This method is useful because it focuses analysis on exploited weaknesses.
SATE V will use the same guidelines as the past two SATEs. The detailed criteria for analysis of correctness and significance and criteria for associating warnings are at http://samate.nist.gov/SATE2010/resources/sate_analysis/AnalysisCriteria.pdf.
The value of a sound static analyzers is that all of its findings can be assumed to be correct, even if it cannot handle enormous programs or does not handle dozens of weakness classes. To recognize sound analyzers, we will report tools that satisfy the SATE V Ockham Sound Analysis Criteria. In brief the criteria are:
- The tool is claimed to be sound.
- For at least one weakness class and one test case the tool produces findings for a minimum of 60% of buggy sites OR of non-buggy sites.
- Even one incorrect finding disqualifies a tool for this SATE.
Definitions and details are in the SATE V Ockham Sound Analysis Criteria page.
Analysis of correctness
Assign one of the following categories to each warning analyzed.
- True security weakness - a weakness relevant to security.
- True quality weakness - requires developer's attention, poor code quality, but may not be relevant to security. Example: buffer overflow where input comes from the user input and the program is not run as SUID. Example: "locally true" - function has a weakness, but the function may always be called with safe parameters.
- True but insignificant weakness. Example: database tainted during configuration. Example: a warning that describes properties of a standard library function without regard to its use in the code.

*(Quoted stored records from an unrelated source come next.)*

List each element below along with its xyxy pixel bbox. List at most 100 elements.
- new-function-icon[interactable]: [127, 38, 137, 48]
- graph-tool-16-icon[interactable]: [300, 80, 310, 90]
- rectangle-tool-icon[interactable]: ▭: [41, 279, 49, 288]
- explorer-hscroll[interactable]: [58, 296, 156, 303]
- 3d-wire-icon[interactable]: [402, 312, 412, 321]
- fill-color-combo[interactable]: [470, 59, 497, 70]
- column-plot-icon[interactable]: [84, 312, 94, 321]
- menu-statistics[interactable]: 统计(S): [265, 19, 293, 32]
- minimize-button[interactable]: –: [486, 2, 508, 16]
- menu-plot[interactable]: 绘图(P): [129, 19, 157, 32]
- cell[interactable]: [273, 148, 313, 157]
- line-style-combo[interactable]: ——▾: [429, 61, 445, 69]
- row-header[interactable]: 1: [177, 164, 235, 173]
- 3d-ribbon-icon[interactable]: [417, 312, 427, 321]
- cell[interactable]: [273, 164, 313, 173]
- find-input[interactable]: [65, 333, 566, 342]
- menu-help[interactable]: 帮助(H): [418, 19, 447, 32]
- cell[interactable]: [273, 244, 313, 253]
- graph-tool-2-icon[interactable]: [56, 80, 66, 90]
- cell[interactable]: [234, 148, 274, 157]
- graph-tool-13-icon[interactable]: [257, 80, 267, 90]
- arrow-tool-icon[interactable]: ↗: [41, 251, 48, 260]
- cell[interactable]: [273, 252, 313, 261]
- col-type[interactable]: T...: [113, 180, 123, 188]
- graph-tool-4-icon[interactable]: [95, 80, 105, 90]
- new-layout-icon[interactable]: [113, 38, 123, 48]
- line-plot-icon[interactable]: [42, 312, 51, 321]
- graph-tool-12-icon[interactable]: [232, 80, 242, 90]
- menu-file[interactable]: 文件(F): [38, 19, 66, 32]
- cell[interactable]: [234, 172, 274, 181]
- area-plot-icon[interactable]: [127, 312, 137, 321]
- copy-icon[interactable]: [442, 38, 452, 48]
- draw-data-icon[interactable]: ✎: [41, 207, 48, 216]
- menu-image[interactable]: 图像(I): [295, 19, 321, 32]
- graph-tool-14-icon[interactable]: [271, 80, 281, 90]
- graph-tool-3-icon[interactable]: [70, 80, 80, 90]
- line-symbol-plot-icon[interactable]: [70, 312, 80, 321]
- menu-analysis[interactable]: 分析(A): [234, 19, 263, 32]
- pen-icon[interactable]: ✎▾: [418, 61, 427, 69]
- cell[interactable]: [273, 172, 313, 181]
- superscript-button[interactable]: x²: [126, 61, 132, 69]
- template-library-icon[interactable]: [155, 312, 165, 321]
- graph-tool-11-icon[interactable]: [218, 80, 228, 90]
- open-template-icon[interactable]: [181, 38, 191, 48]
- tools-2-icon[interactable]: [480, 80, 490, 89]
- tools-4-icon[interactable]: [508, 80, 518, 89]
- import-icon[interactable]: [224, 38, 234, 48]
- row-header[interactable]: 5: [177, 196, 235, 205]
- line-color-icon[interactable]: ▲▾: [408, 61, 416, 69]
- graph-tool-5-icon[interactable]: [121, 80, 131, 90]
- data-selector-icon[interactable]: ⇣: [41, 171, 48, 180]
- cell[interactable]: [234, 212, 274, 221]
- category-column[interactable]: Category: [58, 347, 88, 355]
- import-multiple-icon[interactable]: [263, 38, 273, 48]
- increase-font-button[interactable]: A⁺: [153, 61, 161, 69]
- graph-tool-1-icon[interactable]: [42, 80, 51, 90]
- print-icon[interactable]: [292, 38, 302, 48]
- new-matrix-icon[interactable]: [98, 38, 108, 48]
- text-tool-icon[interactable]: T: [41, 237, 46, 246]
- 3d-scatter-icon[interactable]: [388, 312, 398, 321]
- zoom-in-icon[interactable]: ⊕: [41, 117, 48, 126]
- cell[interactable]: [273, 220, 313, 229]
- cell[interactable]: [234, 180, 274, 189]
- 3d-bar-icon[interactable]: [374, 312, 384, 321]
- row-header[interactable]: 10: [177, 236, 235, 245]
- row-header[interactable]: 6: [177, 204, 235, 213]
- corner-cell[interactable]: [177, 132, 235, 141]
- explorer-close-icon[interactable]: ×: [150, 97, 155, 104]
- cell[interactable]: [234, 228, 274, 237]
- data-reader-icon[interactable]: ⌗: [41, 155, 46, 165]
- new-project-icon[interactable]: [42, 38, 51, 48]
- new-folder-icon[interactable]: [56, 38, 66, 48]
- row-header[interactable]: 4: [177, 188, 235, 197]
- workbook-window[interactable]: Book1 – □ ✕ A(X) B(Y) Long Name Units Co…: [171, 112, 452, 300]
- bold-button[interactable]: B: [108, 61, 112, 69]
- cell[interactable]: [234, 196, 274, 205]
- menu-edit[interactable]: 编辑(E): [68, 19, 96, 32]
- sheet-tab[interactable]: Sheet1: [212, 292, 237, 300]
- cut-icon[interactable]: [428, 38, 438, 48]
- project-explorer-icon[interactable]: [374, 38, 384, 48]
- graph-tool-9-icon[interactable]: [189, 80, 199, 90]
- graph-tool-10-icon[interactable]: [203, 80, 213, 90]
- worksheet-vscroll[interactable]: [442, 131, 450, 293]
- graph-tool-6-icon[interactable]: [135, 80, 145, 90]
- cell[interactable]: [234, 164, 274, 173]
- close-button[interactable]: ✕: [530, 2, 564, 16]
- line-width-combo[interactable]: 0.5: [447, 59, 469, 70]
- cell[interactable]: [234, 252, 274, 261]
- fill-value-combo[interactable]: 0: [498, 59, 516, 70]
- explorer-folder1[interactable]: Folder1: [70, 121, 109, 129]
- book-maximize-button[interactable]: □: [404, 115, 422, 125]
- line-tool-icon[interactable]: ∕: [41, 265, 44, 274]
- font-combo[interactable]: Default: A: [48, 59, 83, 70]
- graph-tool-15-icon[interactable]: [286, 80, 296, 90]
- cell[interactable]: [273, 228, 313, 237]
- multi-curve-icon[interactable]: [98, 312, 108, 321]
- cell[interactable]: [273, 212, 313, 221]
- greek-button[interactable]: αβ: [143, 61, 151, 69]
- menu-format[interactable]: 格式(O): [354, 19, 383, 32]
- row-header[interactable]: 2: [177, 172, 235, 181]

- Weakness status unknown - unable to determine correctness
- Not a weakness - false
For each tool warning in the list of selected warnings, find warnings from other tools that refer to the same (or related) weakness. For each selected warning instance, our goal is to find at least one related warning instance (if it exists) from each of the other tools. While there may be many warnings reported by a tool that are related to a particular warning, we do not attempt to find all of them.We will use the following degrees of association:
- Equivalent - weakness names are the same or semantically similar; locations are the same, or in case of paths, the source and the sink are the same and the variables affected are the same.
- Strongly related - the paths are similar, where the sinks are the same conceptually (e.g., one tool may report a shorter path than another tool).
- Weakly related - warnings refer to different parts of a chain or composite; weaknesses are different but related in some ways, e.g., one weakness may lead to the other, even if there is no clear chain; the paths are different but have a filter location or another important attribute in common.
Criteria for analysis of warnings related to manual findings
Mark tool warnings related to manual findings with one of the following:
- Same instance.
- Same instance, different perspective.
- Same instance, different paths. Example: different sources, but the same sink.
- Coincidental - tool reports a similar weakness (the same weakness type).
- Other instance - tool reports a similar weakness (the same weakness type) elsewhere in the code.
Intended summary analysis
We plan to analyze the data collected and present the following in our report:
- Number of warnings by weakness category and weakness severity
- Summaries for the analyzed warnings, e.g., number of true tool warnings by weakness category
SATE output format
The SATE V output format is the same as the SATE 2010 format. SATE 2008 and 2009 outputs are subsets and are therefore compliant with the latest version.
In the SATE tool output format, each warning includes:
- Id - a simple counter, unique within the report.
- (Optional) tool specific id.
- One or more locations, where each location has:
- (Optional) id - path id. If a tool produces several paths for a weakness, id can be used to differentiate between them.
- line - line number.
- path - file path.
- (Optional) fragment - a relevant source code fragment at the location.
- (Optional) explanation - why the location is relevant or what variable is affected.
- Name (class) of the weakness, e.g., "buffer overflow".
- (Optional) CWE id, where applicable.
- Weakness grade (assigned by the tool):
- Severity on the scale 1 to 5, with 1 - the highest.
- (Optional) probability that the problem is a true positive, from 0 to 1.
- (Optional) tool_specific_rank - tool specific metric - useful if a tool does not use severity and probability. If a team uses this field, it would have to separately provide definition, scale, and possible values.
- Output - original message from the tool about the weakness, either in plain text, HTML, or XML.
- (Optional) An evaluation of the warning by a human; not considered to be part of tool output, including:
- (Optional) correctness - human analysis of the weakness, one of several categories. Use this instead of the deprecated "falsepositive" attribute
The latest SATE XML schema file can be downloaded here.
Teams are encouraged to use the schema file for validation, for example:
xmllint --schema sate5.pathcheck.xsd tool_report1.xml